Over the last seven years we have seen an explosion of price increases for single- family homes and as a result it has created a great opportunity to invest in affordable housing for families.
This can be done in several ways, a single wide or a double wide; a single wide is usually a better investment than a double wide. The reason is simple. If the mobile home is in a park and it’s a double wide, it takes up two lots to accommodate and the lot rent is usually higher.
Cities and counties typically won't approve of putting in a new mobile home park so that brings out the necessity to look at existing mobile home parks or lots that are in a county suitable to place a mobile home on. Some counties have a 5-acre restriction on mobile homes so it’s perfect for a rural setting.
When buying existing mobile home parks an excellent strategy is to be on the outskirts of a major metropolitan area. For example, Washington DC has very expensive real estate but in the suburbs of southern Maryland and northern Virginia existing mobile home parks are affordable housing for individuals.

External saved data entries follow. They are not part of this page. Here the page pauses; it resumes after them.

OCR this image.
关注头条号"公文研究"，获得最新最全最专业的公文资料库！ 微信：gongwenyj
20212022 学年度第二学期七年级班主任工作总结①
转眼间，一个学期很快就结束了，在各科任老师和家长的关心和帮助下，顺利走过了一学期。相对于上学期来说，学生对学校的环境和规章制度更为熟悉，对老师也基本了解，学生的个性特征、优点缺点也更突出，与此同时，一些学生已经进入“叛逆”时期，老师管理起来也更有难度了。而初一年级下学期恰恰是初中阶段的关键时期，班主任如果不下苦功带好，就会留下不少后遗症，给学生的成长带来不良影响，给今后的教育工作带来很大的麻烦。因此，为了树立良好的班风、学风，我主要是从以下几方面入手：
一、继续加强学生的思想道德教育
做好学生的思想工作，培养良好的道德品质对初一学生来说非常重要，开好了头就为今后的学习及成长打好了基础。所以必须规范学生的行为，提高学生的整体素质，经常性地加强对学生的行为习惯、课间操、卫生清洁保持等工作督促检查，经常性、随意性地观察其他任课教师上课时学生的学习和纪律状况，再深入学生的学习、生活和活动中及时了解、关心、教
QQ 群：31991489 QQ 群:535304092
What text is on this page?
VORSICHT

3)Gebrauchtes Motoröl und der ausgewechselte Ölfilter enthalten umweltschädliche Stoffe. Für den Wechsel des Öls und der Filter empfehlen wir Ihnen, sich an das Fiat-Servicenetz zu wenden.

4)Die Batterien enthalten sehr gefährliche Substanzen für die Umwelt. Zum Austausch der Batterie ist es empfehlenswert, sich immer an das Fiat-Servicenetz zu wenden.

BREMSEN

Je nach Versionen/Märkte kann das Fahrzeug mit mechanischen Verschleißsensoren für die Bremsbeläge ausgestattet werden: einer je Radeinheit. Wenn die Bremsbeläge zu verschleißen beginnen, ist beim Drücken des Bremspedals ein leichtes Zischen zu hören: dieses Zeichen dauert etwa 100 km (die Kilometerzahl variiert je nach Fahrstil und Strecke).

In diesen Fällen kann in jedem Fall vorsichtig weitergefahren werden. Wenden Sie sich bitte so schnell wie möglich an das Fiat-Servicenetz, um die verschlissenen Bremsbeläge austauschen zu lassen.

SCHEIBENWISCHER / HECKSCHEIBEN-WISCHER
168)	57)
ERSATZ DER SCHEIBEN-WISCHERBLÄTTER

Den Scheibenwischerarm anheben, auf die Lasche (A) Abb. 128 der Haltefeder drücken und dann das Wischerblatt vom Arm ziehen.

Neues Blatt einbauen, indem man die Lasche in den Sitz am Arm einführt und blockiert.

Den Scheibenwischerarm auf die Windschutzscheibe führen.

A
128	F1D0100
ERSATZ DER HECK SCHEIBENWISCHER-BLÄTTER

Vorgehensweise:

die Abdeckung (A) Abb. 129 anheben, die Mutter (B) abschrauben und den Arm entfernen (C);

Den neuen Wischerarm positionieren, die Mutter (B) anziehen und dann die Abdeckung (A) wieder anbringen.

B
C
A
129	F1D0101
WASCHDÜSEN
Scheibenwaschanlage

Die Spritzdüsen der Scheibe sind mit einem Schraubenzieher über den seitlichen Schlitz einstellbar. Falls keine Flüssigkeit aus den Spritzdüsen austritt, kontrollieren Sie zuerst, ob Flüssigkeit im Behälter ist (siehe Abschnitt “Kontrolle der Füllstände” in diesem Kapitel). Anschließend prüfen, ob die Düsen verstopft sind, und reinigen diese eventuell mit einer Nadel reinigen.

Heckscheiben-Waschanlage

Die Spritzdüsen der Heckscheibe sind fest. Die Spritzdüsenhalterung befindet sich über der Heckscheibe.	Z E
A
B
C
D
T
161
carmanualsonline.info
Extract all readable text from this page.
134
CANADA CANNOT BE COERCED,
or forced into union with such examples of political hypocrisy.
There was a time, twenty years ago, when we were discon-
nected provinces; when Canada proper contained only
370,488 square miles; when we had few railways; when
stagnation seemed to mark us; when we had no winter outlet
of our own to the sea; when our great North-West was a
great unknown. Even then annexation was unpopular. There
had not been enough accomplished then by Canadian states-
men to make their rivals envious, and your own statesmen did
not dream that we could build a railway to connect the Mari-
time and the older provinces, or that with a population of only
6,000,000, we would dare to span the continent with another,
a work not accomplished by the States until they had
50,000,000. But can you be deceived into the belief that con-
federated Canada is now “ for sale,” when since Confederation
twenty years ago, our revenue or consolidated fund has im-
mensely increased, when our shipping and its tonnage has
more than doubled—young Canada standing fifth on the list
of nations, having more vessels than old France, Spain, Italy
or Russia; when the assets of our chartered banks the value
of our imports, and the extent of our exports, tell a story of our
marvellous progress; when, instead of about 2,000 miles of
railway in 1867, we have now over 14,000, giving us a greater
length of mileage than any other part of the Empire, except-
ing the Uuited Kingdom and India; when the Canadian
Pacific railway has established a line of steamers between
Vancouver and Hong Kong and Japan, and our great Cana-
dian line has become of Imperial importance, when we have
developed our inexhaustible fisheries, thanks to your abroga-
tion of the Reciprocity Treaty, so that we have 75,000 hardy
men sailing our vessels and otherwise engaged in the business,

There are two strategies to look at. One is you own the park and rent the mobile homes to people. The second strategy is to sell the mobile homes to individuals in the park. You own the land and you rent the lots to individuals that have their own mobile homes or renters you have previously sold to. This can be one of the best strategies for an individual to employ.
Mobile homes are not always built with as high of standards as a stick-built house. Maintenance issues could incur a large cost if you owned a large mobile home park. If you rent the units, you will have to hire a permanent maintenance person and you can give them free housing which will save you money on wages.
Once somebody moves a mobile home into a park or buys an existing mobile home typically, they don’t move. Moving a mobile home and having it set up professionally could cost as much as $5000.
Mobile home park sizes can range from seven or eight units all the way up to 400-500 units. A nice thing about a larger complex is you can hire a full-time manager, which minimizes your actual work. When buying a property of this nature please understand that when you get the financials on the property, they may not be accurate to your situation. Often people will give you a capitalization rate but it’s not accurate because your expenses and costs may be different than the person, you’re buying the property from. Sometimes when you buy properties the tax assessor will reevaluate the taxes based on your purchase price, which will make your property taxes go up. This could also make your insurance go up if you’re going to manage the property yourself, resulting in your management fees going down. In short, don’t go off what their expenses are, it’s going to be based on your expenses and your profits. Often, after buying a property of this nature based on the lot rent being increased it will greatly change the capitalization rate.